Compared with previous years, the rates of driving under the influence of alcohol and drugs have decreased in the past decade, the study said. When comparing data from 2002 through 2005 with data from 2006 to 2009, the average yearly rate of drunken driving declined from 14.6 percent to 13.2 percent, and the rate of driving under the influence of drugs declined from 4.8 percent to 4.3 percent, the study said.
“Some progress has been made in reducing the levels of drunk and drugged driving through education, enhanced law enforcement and public outreach efforts. However, the nation must continue to work to prevent this menace and confront these dangerous drivers in an aggressive way,” said Pamela S. Hyde, administrator of the U.S. Substance Abuse and Mental Health Services Administration (SAMHSA). The study tallied responses from 423,000 people ages 16 or older.

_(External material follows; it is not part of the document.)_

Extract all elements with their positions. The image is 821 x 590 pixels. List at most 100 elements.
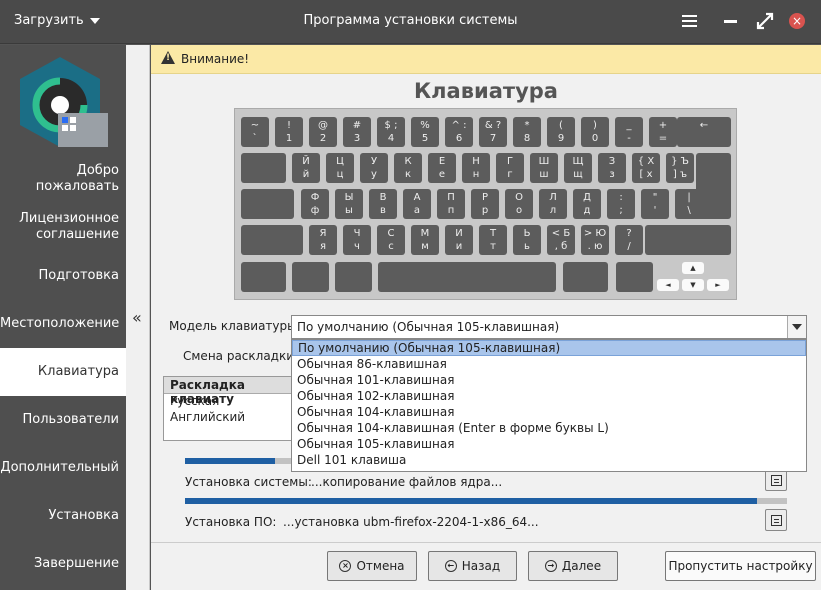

The study also broke down drunken-driving rates by state. Wisconsin and North Dakota had the highest rates, with 23.7 percent of Wisconsin residents and 22.4 percent of North Dakota residents reporting that they drove drunk in the last year.
Rhode Island and Vermont had the highest rates for driving under the influence of drugs, with 7.8 percent of Rhode Island residents and 6.6 percent of Vermont residents saying they drove under the influence in the last year, according to the study.

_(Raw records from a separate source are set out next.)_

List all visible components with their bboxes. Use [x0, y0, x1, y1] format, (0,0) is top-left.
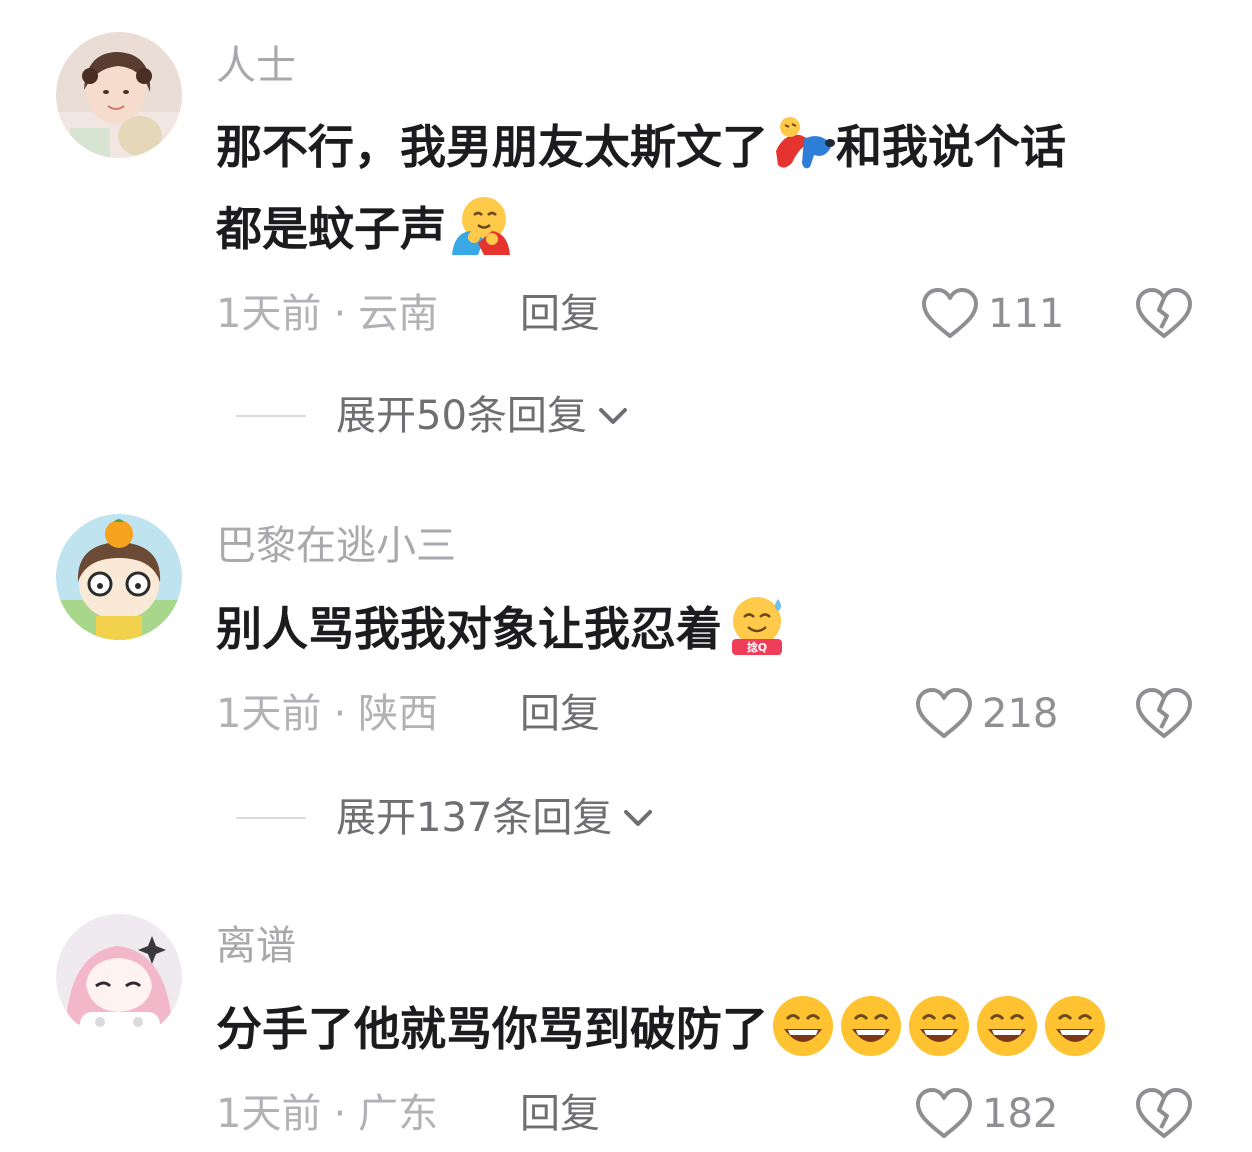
- reply-button[interactable]: 回复: [520, 690, 600, 738]
- grinning-face-emoji: [1042, 993, 1108, 1059]
- grinning-face-emoji: [906, 993, 972, 1059]
- grinning-face-emoji: [838, 993, 904, 1059]
- avatar[interactable]: [56, 514, 182, 640]
- like-button[interactable]: 218: [914, 686, 1058, 742]
- comment-text: 分手了他就骂你骂到破防了: [216, 988, 1206, 1070]
- dislike-button[interactable]: [1134, 686, 1194, 742]
- dislike-button[interactable]: [1134, 286, 1194, 342]
- comment-location: 云南: [358, 291, 439, 337]
- comment-meta: 1天前 · 广东: [216, 1090, 438, 1138]
- username[interactable]: 巴黎在逃小三: [216, 522, 456, 570]
- heart-outline-icon: [916, 688, 972, 738]
- like-button[interactable]: 182: [914, 1086, 1058, 1142]
- username[interactable]: 人士: [216, 42, 296, 90]
- meta-separator: ·: [333, 691, 347, 737]
- meta-separator: ·: [333, 291, 347, 337]
- comment-location: 陕西: [358, 691, 439, 737]
- broken-heart-icon: [1136, 1088, 1192, 1138]
- username[interactable]: 离谱: [216, 922, 296, 970]
- expand-replies-label: 展开137条回复: [336, 795, 613, 841]
- expand-replies-button[interactable]: 展开137条回复: [236, 794, 656, 842]
- grinning-face-emoji: [974, 993, 1040, 1059]
- chevron-down-icon: [598, 408, 627, 424]
- comment-time: 1天前: [216, 691, 322, 737]
- expand-replies-label: 展开50条回复: [336, 393, 587, 439]
- grinning-face-emoji: [770, 993, 836, 1059]
- heart-outline-icon: [922, 288, 978, 338]
- like-count: 218: [982, 691, 1059, 737]
- sweat-smile-hug-emoji: 捻Q: [724, 593, 790, 659]
- broken-heart-icon: [1136, 688, 1192, 738]
- dislike-button[interactable]: [1134, 1086, 1194, 1142]
- like-count: 182: [982, 1091, 1059, 1137]
- comment-time: 1天前: [216, 291, 322, 337]
- hugging-face-emoji: [448, 193, 514, 259]
- meta-separator: ·: [333, 1091, 347, 1137]
- comment-location: 广东: [358, 1091, 439, 1137]
- avatar[interactable]: [56, 914, 182, 1040]
- expand-replies-button[interactable]: 展开50条回复: [236, 392, 631, 440]
- comment-meta: 1天前 · 陕西: [216, 690, 438, 738]
- reply-button[interactable]: 回复: [520, 290, 600, 338]
- chevron-down-icon: [624, 810, 653, 826]
- reply-button[interactable]: 回复: [520, 1090, 600, 1138]
- comment-text: 那不行，我男朋友太斯文了 和我说个话 都是蚊子声: [216, 106, 1206, 270]
- broken-heart-icon: [1136, 288, 1192, 338]
- expand-divider-line: [236, 415, 306, 417]
- like-count: 111: [988, 291, 1065, 337]
- heart-outline-icon: [916, 1088, 972, 1138]
- comment-time: 1天前: [216, 1091, 322, 1137]
- like-button[interactable]: 111: [920, 286, 1064, 342]
- comment-meta: 1天前 · 云南: [216, 290, 438, 338]
- avatar[interactable]: [56, 32, 182, 158]
- fallen-person-emoji: [770, 111, 836, 177]
- comment-text: 别人骂我我对象让我忍着 捻Q: [216, 588, 1206, 670]
- expand-divider-line: [236, 817, 306, 819]
- emoji-badge-text: 捻Q: [747, 640, 767, 654]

States with the lowest rates of drunken driving in the past year included Utah, at 7.4 percent, and Mississippi, at 8.7 percent. Iowa and New Jersey had the lowest levels of drugged driving, at 2.9 percent and 3.2 percent respectively, the study said.
Levels of self-reported driving while drunk or on drugs also differed dramatically among age groups. Drivers ages 16 to 25 had a higher rate of drunken driving than those ages 26 or older (19.5 percent versus 11.8 percent). And people ages 16 to 25 had a higher rate of driving under the influence of illicit drugs than those ages 26 or older (11.4 percent versus 2.8 percent), according to the study.
Twelve states have seen reductions in the levels of drunken driving and seven states now have lower levels of drugged driving, when data from 2002 through 2005 were compared with data from 2006 to 2009.
But one in three people who died in a motor vehicle accident tested positive for drugs in 2009, among accidents with known drug test results, according to the National Highway Traffic Safety Administration's Fatal Accident Reporting System census.
Pass it on: Be careful on the roads — 13.2 percent of people of driving age said they drove drunk in the last year.